Illinois OKs Sorry Works!’ to curb malpractice suits
Pilot program receives bipartisan support
Illinois has become the first state to enact legislation based on the idea that an apology might serve as the most effective means to stop some medical malpractice lawsuits.
Based on the Sorry Works! program, Illinois Senate Bill 475 creates a pilot program that Gov. Rod Blagojevich signed into law in early June. The pilot program allows two Illinois hospitals to try Sorry Works! risk-free for a two-year period. The bipartisan legislation was backed by the Sorry Works! Coalition, a national organization dedicated to educating doctors and hospitals about the value of apologies and upfront compensation in reducing lawsuits, liability costs, and medical errors.
The ideas behind Sorry Works! are, in the case of an adverse incident:
- Hospitals and physicians review the incident thoroughly, no matter what the investigation reveals.
- The hospital contacts the family/patient and schedules a meeting, preferably with the family’s lawyer present.
- If a mistake was made, "I’m sorry" is the first step, followed by a plan by the hospital and physician for the mistake not to happen again.
- If no mistake was made, sympathy and full disclosure of the patient’s file and the investigation record are offered.
Doug Wojcieszak, founder and spokesman for the Sorry Works! Coalition, says that in the best scenarios, families’ questions are answered, they are fairly compensated (if deemed appropriate), and lawsuits that would have been filed simply out of anger are avoided.
"We’re thrilled that Sorry Works! passed the Illinois General Assembly," he says. "This provides important exposure for our efforts and extra incentives for doctors and hospitals to try Sorry Works!"
Under the Illinois plan, the state will establish a committee of medical, insurance, and legal experts to administer the pilot program. The committee will determine if lawsuits and liability costs increase, remain the same, or are reduced with Sorry Works! The state of Illinois will cover the difference in costs between the new norm and the old norm if costs rise; however, if lawsuits and costs go down under Sorry Works!, the hospitals will enjoy the savings and the state won’t incur any costs.
"Lawsuits and costs have dropped in every hospital that has tried Sorry Works!, so we expect more of the same here in Illinois with our pilot hospitals," Wojcieszak adds.
The program has worked successfully at hospitals such as the University of Michigan Hospital System, Stanford Medical Center, Children’s Hospitals and Clinics of Minnesota, and the VA Hospital in Lexington, KY.
"The pilot program simply provides an extra incentive for hospitals to try this approach, and it removes the excuses of the doubters, but the benefits of Sorry Works! — lower lawsuits, liability costs, and medical errors — should be incentive enough to try this approach. That is why we have seen several hospitals already adopt Sorry Works! on their own, and more can do so without waiting for state or federal legislators," he adds.
The Sorry Works! Coalition will now target other states to start pilot programs and will also work with federal legislators.

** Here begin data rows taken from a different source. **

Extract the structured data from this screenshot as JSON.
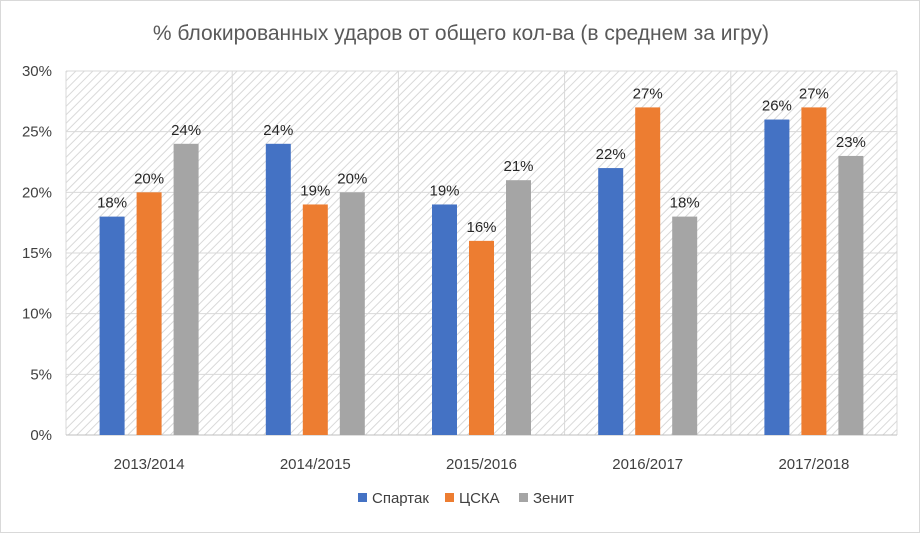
{
  "chart_data": {
    "type": "bar",
    "title": "% блокированных ударов от общего кол-ва (в среднем за игру)",
    "categories": [
      "2013/2014",
      "2014/2015",
      "2015/2016",
      "2016/2017",
      "2017/2018"
    ],
    "series": [
      {
        "name": "Спартак",
        "color": "#4472c4",
        "values": [
          18,
          24,
          19,
          22,
          26
        ],
        "labels": [
          "18%",
          "24%",
          "19%",
          "22%",
          "26%"
        ]
      },
      {
        "name": "ЦСКА",
        "color": "#ed7d31",
        "values": [
          20,
          19,
          16,
          27,
          27
        ],
        "labels": [
          "20%",
          "19%",
          "16%",
          "27%",
          "27%"
        ]
      },
      {
        "name": "Зенит",
        "color": "#a5a5a5",
        "values": [
          24,
          20,
          21,
          18,
          23
        ],
        "labels": [
          "24%",
          "20%",
          "21%",
          "18%",
          "23%"
        ]
      }
    ],
    "ylim": [
      0,
      30
    ],
    "yticks": [
      0,
      5,
      10,
      15,
      20,
      25,
      30
    ],
    "ytick_labels": [
      "0%",
      "5%",
      "10%",
      "15%",
      "20%",
      "25%",
      "30%"
    ],
    "xlabel": "",
    "ylabel": "",
    "grid": true,
    "legend_position": "bottom",
    "plot_background": "hatched light gray diagonal"
  }
}
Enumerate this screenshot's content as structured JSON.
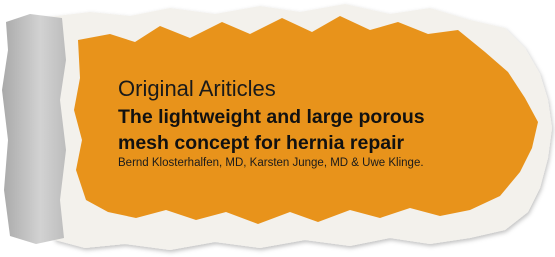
{
  "section": "Original Ariticles",
  "title_lines": [
    "The lightweight and large porous",
    "mesh concept for hernia repair"
  ],
  "authors": "Bernd Klosterhalfen, MD, Karsten Junge, MD & Uwe Klinge."
}
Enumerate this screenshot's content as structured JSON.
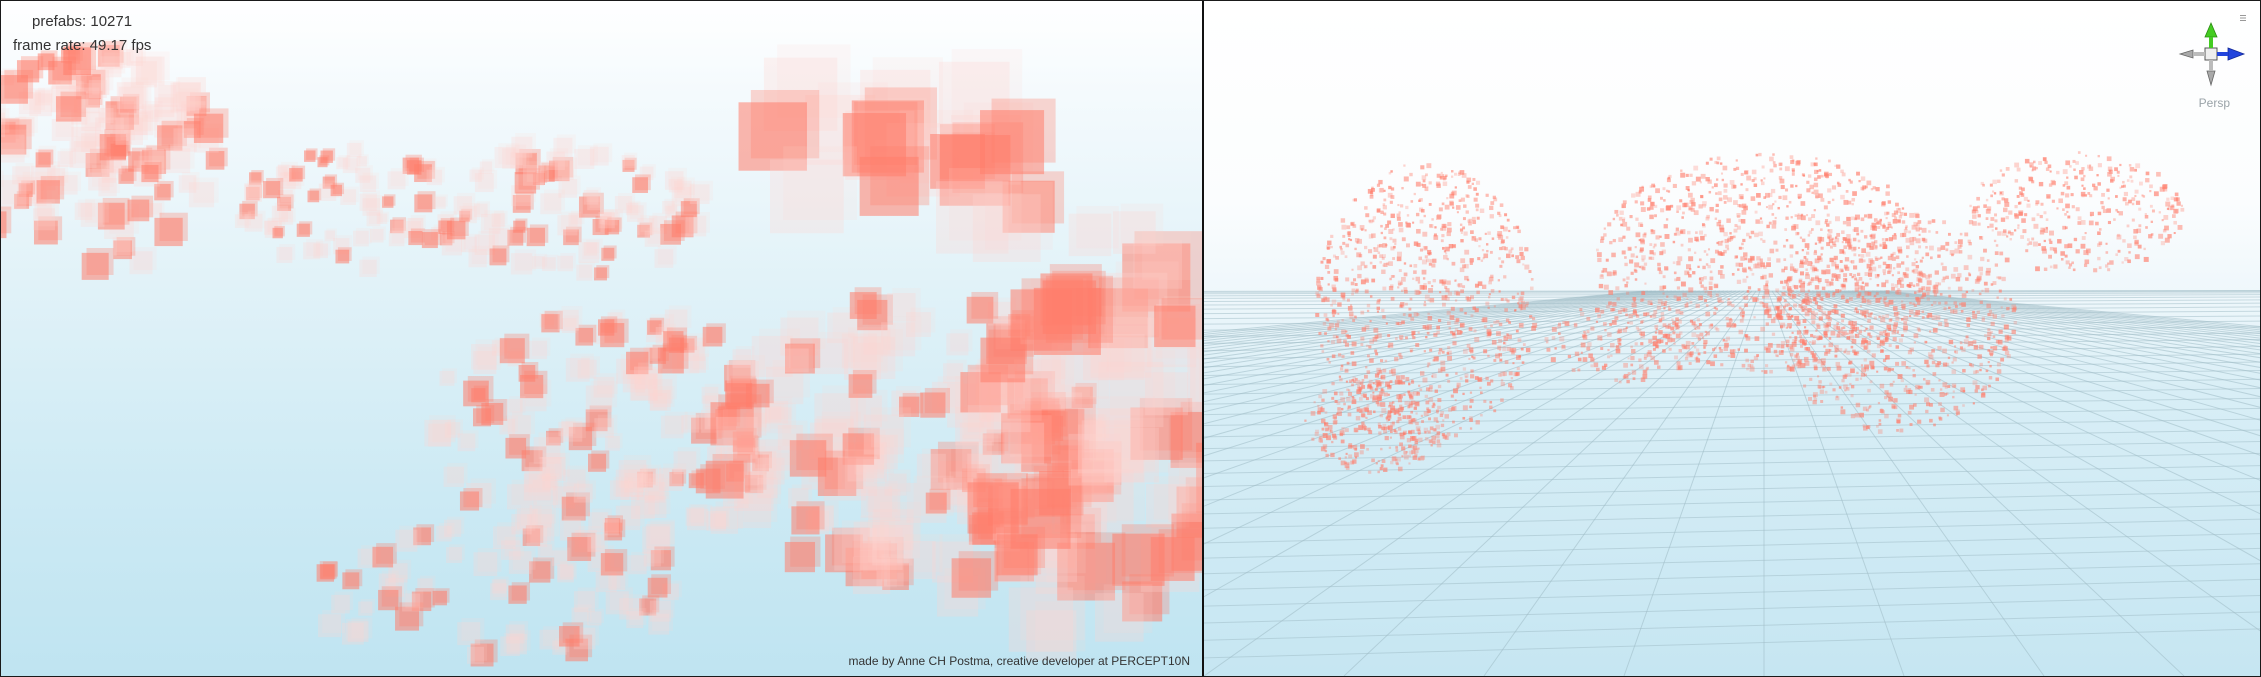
{
  "game_view": {
    "prefab_count": "prefabs: 10271",
    "frame_rate": "frame rate: 49.17 fps",
    "credit": "made by Anne CH Postma, creative developer at PERCEPT10N"
  },
  "scene_view": {
    "projection_label": "Persp"
  },
  "colors": {
    "cube": "#ff7d6b",
    "cube_light": "#ffd5cf",
    "grid": "#9fbcc6",
    "gizmo_y": "#44cc22",
    "gizmo_z": "#2244dd"
  }
}
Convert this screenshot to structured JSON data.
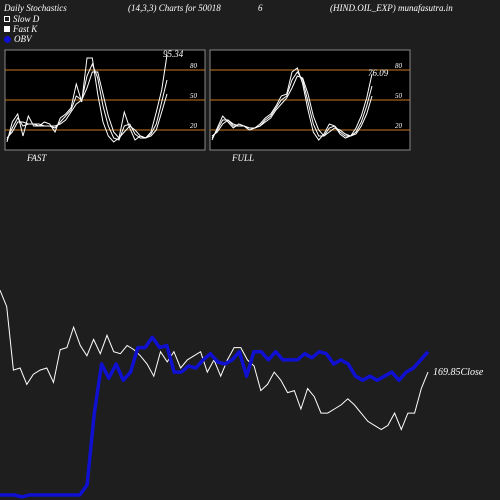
{
  "header": {
    "left": "Daily Stochastics",
    "params": "(14,3,3) Charts for 50018",
    "mid": "6",
    "right": "(HIND.OIL_EXP) munafasutra.in"
  },
  "legend": [
    {
      "label": "Slow  D",
      "swatch": "white-outline"
    },
    {
      "label": "Fast K",
      "swatch": "white-filled"
    },
    {
      "label": "OBV",
      "swatch": "blue-dot"
    }
  ],
  "colors": {
    "background": "#1e1e1e",
    "panel": "#000000",
    "panel_border": "#888888",
    "level_line": "#c8781e",
    "line": "#ffffff",
    "obv": "#1010d0"
  },
  "chart_data": [
    {
      "type": "line",
      "name": "FAST",
      "title": "FAST",
      "ylim": [
        0,
        100
      ],
      "yticks": [
        20,
        50,
        80
      ],
      "levels": [
        20,
        50,
        80
      ],
      "last_value_label": "95.34",
      "series": [
        {
          "values": [
            8,
            28,
            36,
            14,
            34,
            24,
            24,
            28,
            26,
            18,
            32,
            36,
            42,
            66,
            48,
            92,
            92,
            56,
            28,
            14,
            8,
            12,
            38,
            22,
            10,
            14,
            12,
            18,
            38,
            60,
            95
          ]
        },
        {
          "values": [
            10,
            22,
            32,
            24,
            26,
            26,
            24,
            24,
            24,
            22,
            28,
            34,
            40,
            54,
            50,
            74,
            86,
            72,
            44,
            24,
            12,
            10,
            24,
            26,
            16,
            12,
            12,
            16,
            26,
            48,
            70
          ]
        },
        {
          "values": [
            12,
            18,
            28,
            28,
            26,
            26,
            26,
            24,
            24,
            24,
            26,
            30,
            38,
            46,
            50,
            62,
            78,
            78,
            56,
            34,
            18,
            12,
            18,
            24,
            20,
            14,
            12,
            14,
            20,
            38,
            56
          ]
        }
      ]
    },
    {
      "type": "line",
      "name": "FULL",
      "title": "FULL",
      "ylim": [
        0,
        100
      ],
      "yticks": [
        20,
        50,
        80
      ],
      "levels": [
        20,
        50,
        80
      ],
      "last_value_label": "76.09",
      "series": [
        {
          "values": [
            10,
            22,
            34,
            28,
            22,
            26,
            24,
            20,
            22,
            26,
            32,
            36,
            44,
            54,
            56,
            78,
            82,
            66,
            40,
            18,
            10,
            16,
            26,
            24,
            16,
            12,
            14,
            22,
            34,
            52,
            76
          ]
        },
        {
          "values": [
            12,
            20,
            30,
            30,
            24,
            24,
            24,
            22,
            22,
            24,
            30,
            34,
            42,
            50,
            54,
            70,
            78,
            70,
            48,
            26,
            14,
            14,
            22,
            24,
            18,
            14,
            14,
            18,
            28,
            44,
            64
          ]
        },
        {
          "values": [
            14,
            18,
            26,
            30,
            26,
            24,
            24,
            22,
            22,
            24,
            28,
            32,
            40,
            46,
            52,
            62,
            74,
            72,
            56,
            34,
            20,
            14,
            18,
            22,
            20,
            16,
            14,
            16,
            24,
            36,
            54
          ]
        }
      ]
    },
    {
      "type": "line",
      "name": "price-and-obv",
      "close_label": "169.85Close",
      "series": [
        {
          "name": "Close",
          "values": [
            100,
            92,
            61,
            62,
            54,
            59,
            61,
            62,
            55,
            71,
            72,
            82,
            73,
            68,
            76,
            69,
            78,
            70,
            69,
            73,
            71,
            68,
            64,
            58,
            70,
            65,
            70,
            62,
            66,
            68,
            70,
            60,
            66,
            58,
            66,
            72,
            72,
            66,
            63,
            51,
            54,
            60,
            56,
            50,
            51,
            42,
            52,
            48,
            40,
            40,
            42,
            44,
            47,
            44,
            40,
            36,
            34,
            32,
            34,
            40,
            32,
            40,
            40,
            52,
            60
          ]
        },
        {
          "name": "OBV",
          "values": [
            0,
            0,
            0,
            -1,
            0,
            0,
            0,
            0,
            0,
            0,
            0,
            0,
            5,
            40,
            64,
            57,
            64,
            56,
            60,
            72,
            72,
            77,
            72,
            73,
            60,
            60,
            63,
            62,
            66,
            69,
            65,
            64,
            66,
            70,
            58,
            70,
            70,
            66,
            70,
            66,
            66,
            66,
            69,
            67,
            70,
            69,
            64,
            66,
            64,
            58,
            56,
            58,
            56,
            58,
            60,
            56,
            60,
            62,
            66,
            70
          ]
        }
      ]
    }
  ]
}
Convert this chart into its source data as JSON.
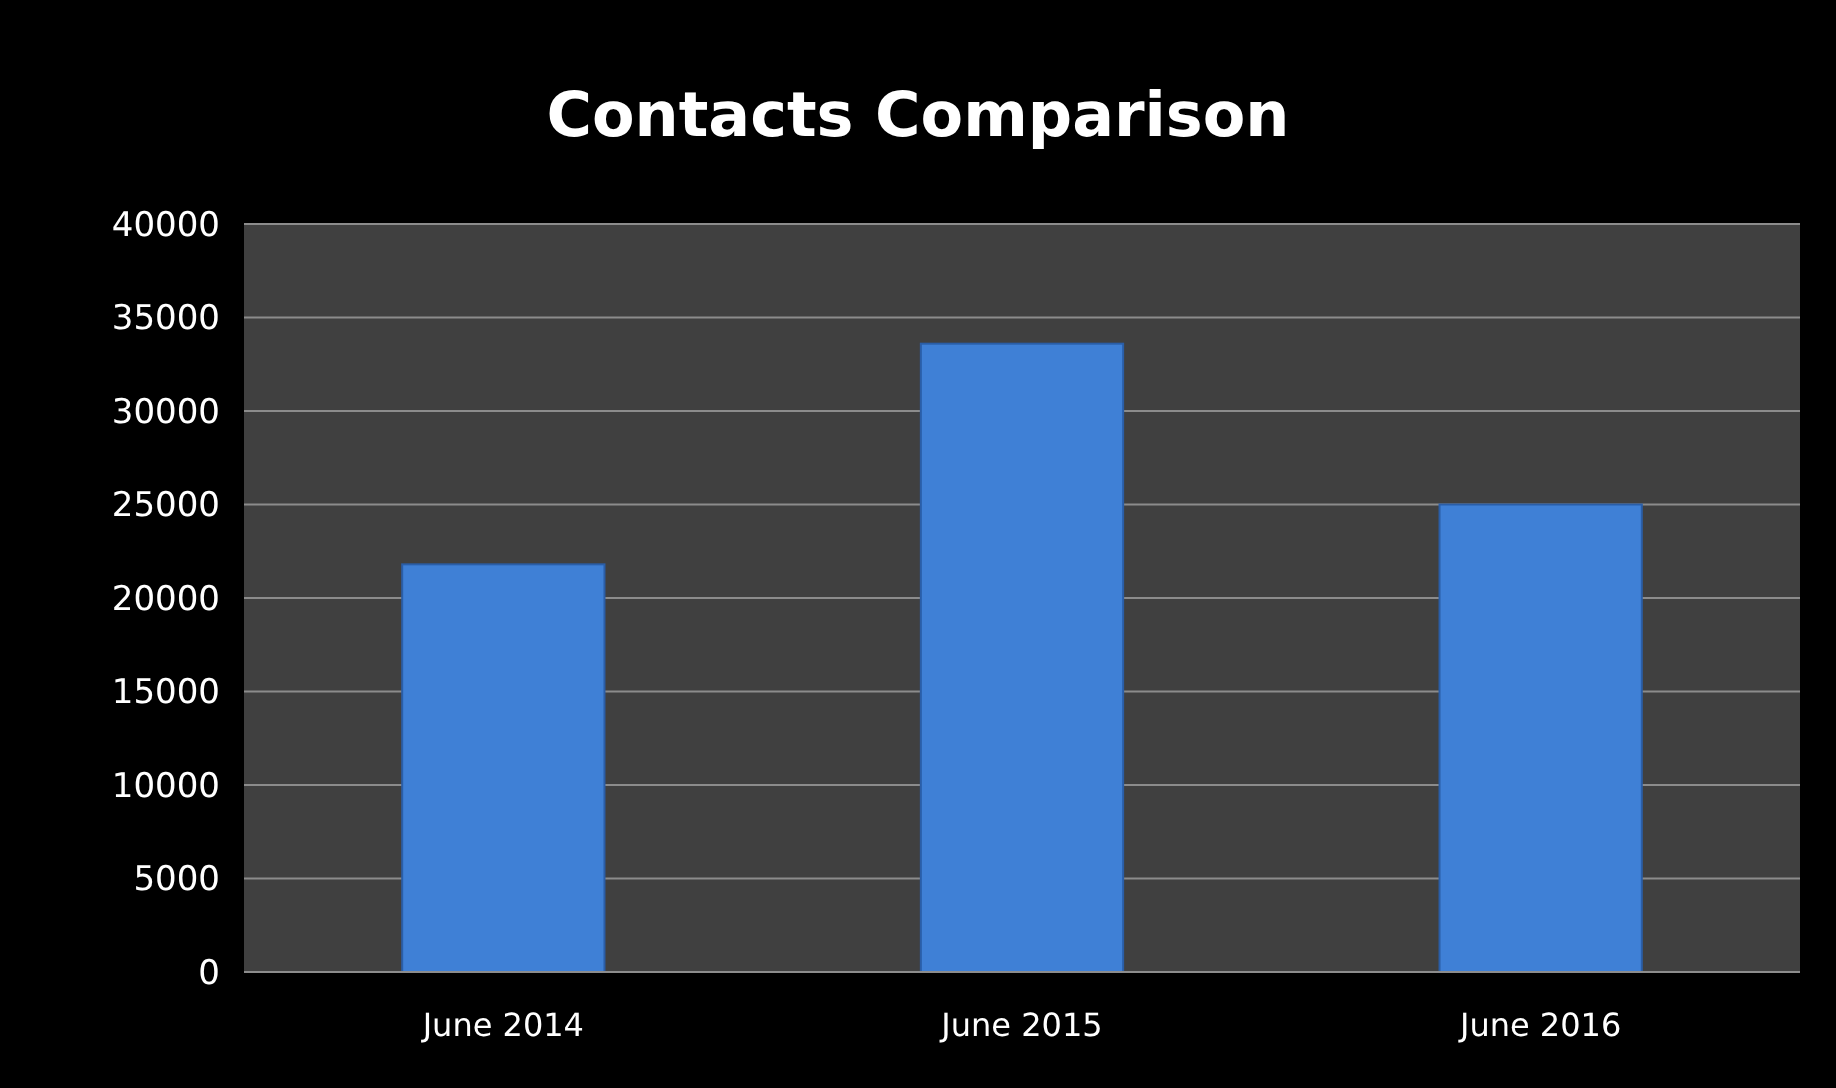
{
  "chart_data": {
    "type": "bar",
    "title": "Contacts Comparison",
    "categories": [
      "June 2014",
      "June 2015",
      "June 2016"
    ],
    "values": [
      21800,
      33600,
      25000
    ],
    "color": "#3f80d6",
    "ylim": [
      0,
      40000
    ],
    "yticks": [
      0,
      5000,
      10000,
      15000,
      20000,
      25000,
      30000,
      35000,
      40000
    ],
    "grid": "y"
  }
}
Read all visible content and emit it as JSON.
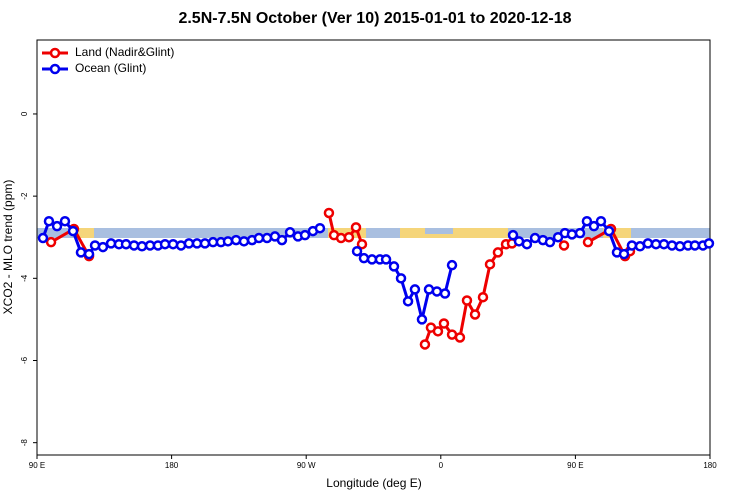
{
  "chart_data": {
    "type": "line",
    "title": "2.5N-7.5N October (Ver 10)   2015-01-01 to 2020-12-18",
    "xlabel": "Longitude (deg E)",
    "ylabel": "XCO2 - MLO trend (ppm)",
    "xlim": [
      90,
      540
    ],
    "ylim": [
      -8.3,
      1.8
    ],
    "xticks": [
      {
        "value": 90,
        "label": "90 E"
      },
      180,
      {
        "value": 270,
        "label": "90 W"
      },
      {
        "value": 360,
        "label": "0"
      },
      {
        "value": 450,
        "label": "90 E"
      },
      {
        "value": 540,
        "label": "180"
      }
    ],
    "yticks": [
      0,
      -2,
      -4,
      -6,
      -8
    ],
    "legend": "top-left",
    "series": [
      {
        "name": "Land (Nadir&Glint)",
        "color": "#ee0000",
        "x": [
          99.4,
          114.7,
          124.8,
          null,
          285.2,
          288.6,
          293.3,
          298.6,
          303.3,
          307.3,
          null,
          349.4,
          353.4,
          358.1,
          362.1,
          367.5,
          372.8,
          377.5,
          382.9,
          388.2,
          392.9,
          398.2,
          403.6,
          407.6,
          null,
          442.4,
          null,
          458.4,
          473.8,
          483.2,
          486.5
        ],
        "values": [
          -3.12,
          -2.8,
          -3.46,
          null,
          -2.41,
          -2.95,
          -3.02,
          -3.0,
          -2.76,
          -3.17,
          null,
          -5.61,
          -5.2,
          -5.29,
          -5.1,
          -5.37,
          -5.44,
          -4.54,
          -4.88,
          -4.46,
          -3.66,
          -3.37,
          -3.17,
          -3.15,
          null,
          -3.2,
          null,
          -3.12,
          -2.8,
          -3.46,
          -3.34
        ]
      },
      {
        "name": "Ocean (Glint)",
        "color": "#0000ee",
        "x": [
          94.0,
          98.0,
          103.4,
          108.7,
          114.1,
          119.4,
          124.8,
          128.8,
          134.1,
          139.5,
          144.8,
          149.5,
          154.9,
          160.2,
          165.6,
          170.9,
          175.6,
          181.0,
          186.3,
          191.6,
          197.0,
          202.3,
          207.7,
          213.0,
          217.7,
          223.1,
          228.4,
          233.8,
          238.4,
          243.8,
          249.1,
          253.8,
          259.2,
          264.5,
          269.2,
          274.5,
          279.2,
          null,
          304.0,
          308.6,
          314.0,
          319.3,
          323.4,
          328.7,
          333.4,
          338.1,
          342.7,
          347.4,
          352.1,
          357.4,
          362.8,
          367.5,
          null,
          408.3,
          412.3,
          417.6,
          423.0,
          428.3,
          433.0,
          438.4,
          443.0,
          447.7,
          453.1,
          457.7,
          462.4,
          467.1,
          472.5,
          477.8,
          482.5,
          487.8,
          493.2,
          498.5,
          503.9,
          509.2,
          514.6,
          519.9,
          525.3,
          529.9,
          535.3,
          539.3
        ],
        "values": [
          -3.02,
          -2.61,
          -2.73,
          -2.61,
          -2.85,
          -3.37,
          -3.41,
          -3.2,
          -3.24,
          -3.15,
          -3.17,
          -3.17,
          -3.2,
          -3.22,
          -3.2,
          -3.2,
          -3.17,
          -3.17,
          -3.2,
          -3.15,
          -3.15,
          -3.15,
          -3.12,
          -3.12,
          -3.1,
          -3.07,
          -3.1,
          -3.07,
          -3.02,
          -3.02,
          -2.98,
          -3.07,
          -2.88,
          -2.98,
          -2.95,
          -2.85,
          -2.78,
          null,
          -3.34,
          -3.51,
          -3.54,
          -3.54,
          -3.54,
          -3.71,
          -4.0,
          -4.56,
          -4.27,
          -5.0,
          -4.27,
          -4.32,
          -4.37,
          -3.68,
          null,
          -2.95,
          -3.1,
          -3.17,
          -3.02,
          -3.07,
          -3.12,
          -3.0,
          -2.9,
          -2.93,
          -2.9,
          -2.61,
          -2.73,
          -2.61,
          -2.85,
          -3.37,
          -3.41,
          -3.2,
          -3.22,
          -3.15,
          -3.17,
          -3.17,
          -3.2,
          -3.22,
          -3.2,
          -3.2,
          -3.2,
          -3.15
        ]
      }
    ]
  }
}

The president-elect of the Illinois Trial Lawyers Association praised the new law as an attempt "to think outside the box," while the state medical society released a statement supporting the law so long as doctors’ apologies are not held admissible in court should the apology route fail and cases go to court. The medical society will continue to seek legislative caps on damages for pain and suffering.